High School

Use the given shaded area (0.4609) in the middle of the standard normal distribution and the given z-score (0.06) to find the missing z-score. The shaded region is not symmetric about z = 0.

a) -1.69
b) 1.69
c) -0.96
d) 0.96

Answer :

The missing z-score corresponds to the positive z-value since the shaded area is to the right of the mean. Given that the standard normal distribution is not symmetric, we use the symmetry property to find the z-score. Therefore, the missing z-score is[tex]\(\boxed{\text{d) } 0.96}\).[/tex]

Calculate the missing z-score:

Given:

Shaded area = 0.4609

Given z-score = 0.06

First, we find the complementary area:

Complementary area = 1 - Shaded area = 1 - 0.4609 = 0.5391

Next, we find the z-score corresponding to the complementary area. We consult a standard normal distribution table or use a calculator to find the z-score corresponding to the cumulative probability of 0.5391.
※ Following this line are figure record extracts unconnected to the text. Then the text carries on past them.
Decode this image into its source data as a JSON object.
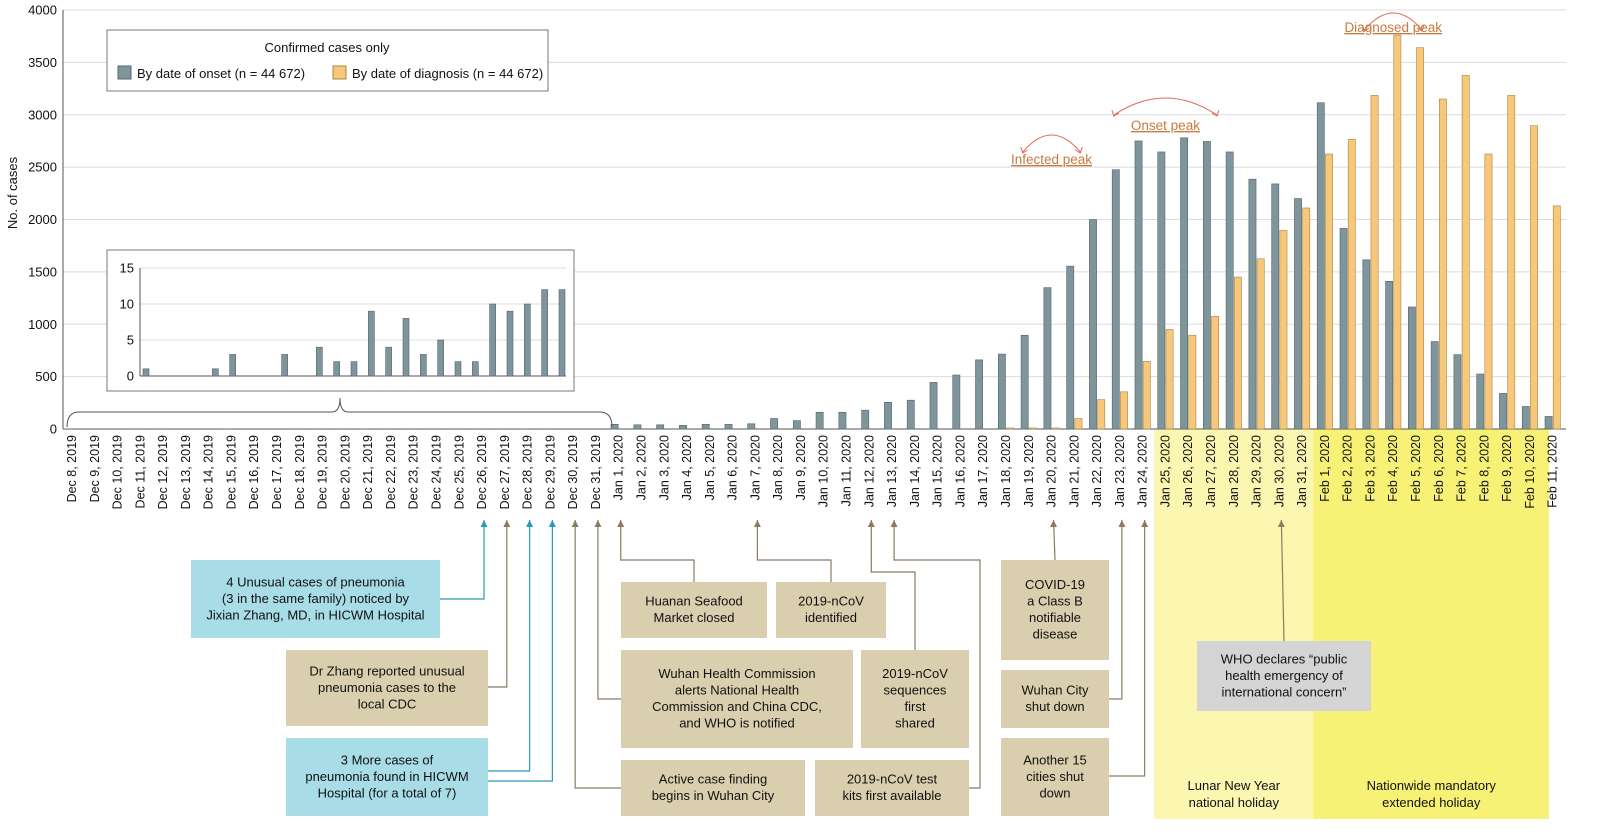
{
  "chart_data": {
    "type": "bar",
    "ylabel": "No. of cases",
    "ylim": [
      0,
      4000
    ],
    "yticks": [
      0,
      500,
      1000,
      1500,
      2000,
      2500,
      3000,
      3500,
      4000
    ],
    "grid": true,
    "legend": {
      "title": "Confirmed cases only",
      "placement": "top-left",
      "entries": [
        "By date of onset (n = 44 672)",
        "By date of diagnosis (n = 44 672)"
      ]
    },
    "colors": {
      "onset": "#7f959c",
      "diagnosis": "#f7c77a",
      "accent": "#c77a3e",
      "arrow_brown": "#8b7b63",
      "arrow_blue": "#2a9bb5"
    },
    "categories": [
      "Dec 8, 2019",
      "Dec 9, 2019",
      "Dec 10, 2019",
      "Dec 11, 2019",
      "Dec 12, 2019",
      "Dec 13, 2019",
      "Dec 14, 2019",
      "Dec 15, 2019",
      "Dec 16, 2019",
      "Dec 17, 2019",
      "Dec 18, 2019",
      "Dec 19, 2019",
      "Dec 20, 2019",
      "Dec 21, 2019",
      "Dec 22, 2019",
      "Dec 23, 2019",
      "Dec 24, 2019",
      "Dec 25, 2019",
      "Dec 26, 2019",
      "Dec 27, 2019",
      "Dec 28, 2019",
      "Dec 29, 2019",
      "Dec 30, 2019",
      "Dec 31, 2019",
      "Jan 1, 2020",
      "Jan 2, 2020",
      "Jan 3, 2020",
      "Jan 4, 2020",
      "Jan 5, 2020",
      "Jan 6, 2020",
      "Jan 7, 2020",
      "Jan 8, 2020",
      "Jan 9, 2020",
      "Jan 10, 2020",
      "Jan 11, 2020",
      "Jan 12, 2020",
      "Jan 13, 2020",
      "Jan 14, 2020",
      "Jan 15, 2020",
      "Jan 16, 2020",
      "Jan 17, 2020",
      "Jan 18, 2020",
      "Jan 19, 2020",
      "Jan 20, 2020",
      "Jan 21, 2020",
      "Jan 22, 2020",
      "Jan 23, 2020",
      "Jan 24, 2020",
      "Jan 25, 2020",
      "Jan 26, 2020",
      "Jan 27, 2020",
      "Jan 28, 2020",
      "Jan 29, 2020",
      "Jan 30, 2020",
      "Jan 31, 2020",
      "Feb 1, 2020",
      "Feb 2, 2020",
      "Feb 3, 2020",
      "Feb 4, 2020",
      "Feb 5, 2020",
      "Feb 6, 2020",
      "Feb 7, 2020",
      "Feb 8, 2020",
      "Feb 9, 2020",
      "Feb 10, 2020",
      "Feb 11, 2020"
    ],
    "series": [
      {
        "name": "By date of onset (n = 44 672)",
        "key": "onset",
        "values": [
          1,
          0,
          0,
          1,
          1,
          0,
          0,
          1,
          0,
          0,
          1,
          1,
          1,
          1,
          1,
          1,
          1,
          1,
          1,
          1,
          1,
          1,
          0,
          0,
          45,
          40,
          40,
          35,
          45,
          45,
          50,
          100,
          80,
          160,
          160,
          180,
          255,
          275,
          445,
          515,
          660,
          715,
          895,
          1350,
          1555,
          2000,
          2475,
          2750,
          2645,
          2780,
          2745,
          2645,
          2385,
          2340,
          2200,
          3115,
          1915,
          1615,
          1410,
          1165,
          835,
          710,
          525,
          340,
          215,
          120
        ]
      },
      {
        "name": "By date of diagnosis (n = 44 672)",
        "key": "diagnosis",
        "values": [
          0,
          0,
          0,
          0,
          0,
          0,
          0,
          0,
          0,
          0,
          0,
          0,
          0,
          0,
          0,
          0,
          0,
          0,
          0,
          0,
          0,
          0,
          0,
          0,
          0,
          0,
          0,
          0,
          0,
          0,
          0,
          0,
          0,
          0,
          0,
          0,
          0,
          0,
          0,
          0,
          0,
          10,
          10,
          10,
          100,
          280,
          355,
          645,
          950,
          895,
          1075,
          1450,
          1625,
          1895,
          2110,
          2625,
          2765,
          3185,
          3760,
          3640,
          3150,
          3375,
          2625,
          3185,
          2895,
          2130
        ]
      }
    ],
    "inset": {
      "yticks": [
        0,
        5,
        10,
        15
      ],
      "ylim": [
        0,
        15
      ],
      "values": [
        1,
        0,
        0,
        0,
        1,
        3,
        0,
        0,
        3,
        0,
        4,
        2,
        2,
        9,
        4,
        8,
        3,
        5,
        2,
        2,
        10,
        9,
        10,
        12,
        12
      ]
    },
    "holidays": [
      {
        "label": "Lunar New Year national holiday",
        "from": "Jan 25, 2020",
        "to": "Jan 31, 2020",
        "color": "#fbf7b0"
      },
      {
        "label": "Nationwide mandatory extended holiday",
        "from": "Feb 1, 2020",
        "to": "Feb 11, 2020",
        "color": "#f7f275"
      }
    ],
    "peaks": [
      {
        "label": "Infected peak",
        "from": "Jan 19, 2020",
        "to": "Jan 21, 2020"
      },
      {
        "label": "Onset peak",
        "from": "Jan 23, 2020",
        "to": "Jan 27, 2020"
      },
      {
        "label": "Diagnosed peak",
        "from": "Feb 3, 2020",
        "to": "Feb 5, 2020"
      }
    ],
    "annotations": [
      {
        "id": "a1",
        "text": "4 Unusual cases of pneumonia (3 in the same family) noticed by Jixian Zhang, MD, in HICWM Hospital",
        "lines": [
          "4 Unusual cases of pneumonia",
          "(3 in the same family) noticed by",
          "Jixian Zhang, MD, in HICWM Hospital"
        ],
        "date": "Dec 26, 2019",
        "style": "blue"
      },
      {
        "id": "a2",
        "text": "Dr Zhang reported unusual pneumonia cases to the local CDC",
        "lines": [
          "Dr Zhang reported unusual",
          "pneumonia cases to the",
          "local CDC"
        ],
        "date": "Dec 27, 2019",
        "style": "tan"
      },
      {
        "id": "a3",
        "text": "3 More cases of pneumonia found in HICWM Hospital (for a total of 7)",
        "lines": [
          "3 More cases of",
          "pneumonia found in HICWM",
          "Hospital (for a total of 7)"
        ],
        "date": "Dec 28–29, 2019",
        "style": "blue"
      },
      {
        "id": "a4",
        "text": "Huanan Seafood Market closed",
        "lines": [
          "Huanan Seafood",
          "Market closed"
        ],
        "date": "Jan 1, 2020",
        "style": "tan"
      },
      {
        "id": "a5",
        "text": "2019-nCoV identified",
        "lines": [
          "2019-nCoV",
          "identified"
        ],
        "date": "Jan 7, 2020",
        "style": "tan"
      },
      {
        "id": "a6",
        "text": "Wuhan Health Commission alerts National Health Commission and China CDC, and WHO is notified",
        "lines": [
          "Wuhan Health Commission",
          "alerts National Health",
          "Commission and China CDC,",
          "and WHO is notified"
        ],
        "date": "Dec 31, 2019",
        "style": "tan"
      },
      {
        "id": "a7",
        "text": "2019-nCoV sequences first shared",
        "lines": [
          "2019-nCoV",
          "sequences",
          "first",
          "shared"
        ],
        "date": "Jan 12, 2020",
        "style": "tan"
      },
      {
        "id": "a8",
        "text": "Active case finding begins in Wuhan City",
        "lines": [
          "Active case finding",
          "begins in Wuhan City"
        ],
        "date": "Dec 30, 2019",
        "style": "tan"
      },
      {
        "id": "a9",
        "text": "2019-nCoV test kits first available",
        "lines": [
          "2019-nCoV test",
          "kits first available"
        ],
        "date": "Jan 13, 2020",
        "style": "tan"
      },
      {
        "id": "a10",
        "text": "COVID-19 a Class B notifiable disease",
        "lines": [
          "COVID-19",
          "a Class B",
          "notifiable",
          "disease"
        ],
        "date": "Jan 20, 2020",
        "style": "tan"
      },
      {
        "id": "a11",
        "text": "Wuhan City shut down",
        "lines": [
          "Wuhan City",
          "shut down"
        ],
        "date": "Jan 23, 2020",
        "style": "tan"
      },
      {
        "id": "a12",
        "text": "Another 15 cities shut down",
        "lines": [
          "Another 15",
          "cities shut",
          "down"
        ],
        "date": "Jan 24, 2020",
        "style": "tan"
      },
      {
        "id": "a13",
        "text": "WHO declares “public health emergency of international concern”",
        "lines": [
          "WHO declares “public",
          "health emergency of",
          "international concern”"
        ],
        "date": "Jan 30, 2020",
        "style": "gray"
      }
    ]
  }
}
Upon calculation, we find the z-score corresponding to the cumulative probability of 0.5391 is approximately 0.96.

Since the given z-score is positive (0.06), the missing z-score should also be positive.

Therefore, the missing z-score is 0.96.

To find the missing z-score, we begin by determining the complementary area to the shaded region in the standard normal distribution. Since the shaded area is given as 0.4609, we subtract this value from 1 to obtain the complementary area, which is 0.5391.

Next, we locate the z-score corresponding to this complementary area using a standard normal distribution table or a calculator. The z-score corresponding to the cumulative probability of 0.5391 is approximately 0.96.

Given that the given z-score is positive (0.06), we infer that the missing z-score should also be positive. Therefore, the missing z-score is 0.96. This process involves understanding the relationship between cumulative probabilities and z-scores in the standard normal distribution, allowing us to find the missing z-score accurately.

It highlights the importance of utilizing statistical tools and concepts to analyze and interpret data effectively in various fields such as finance, science, and engineering.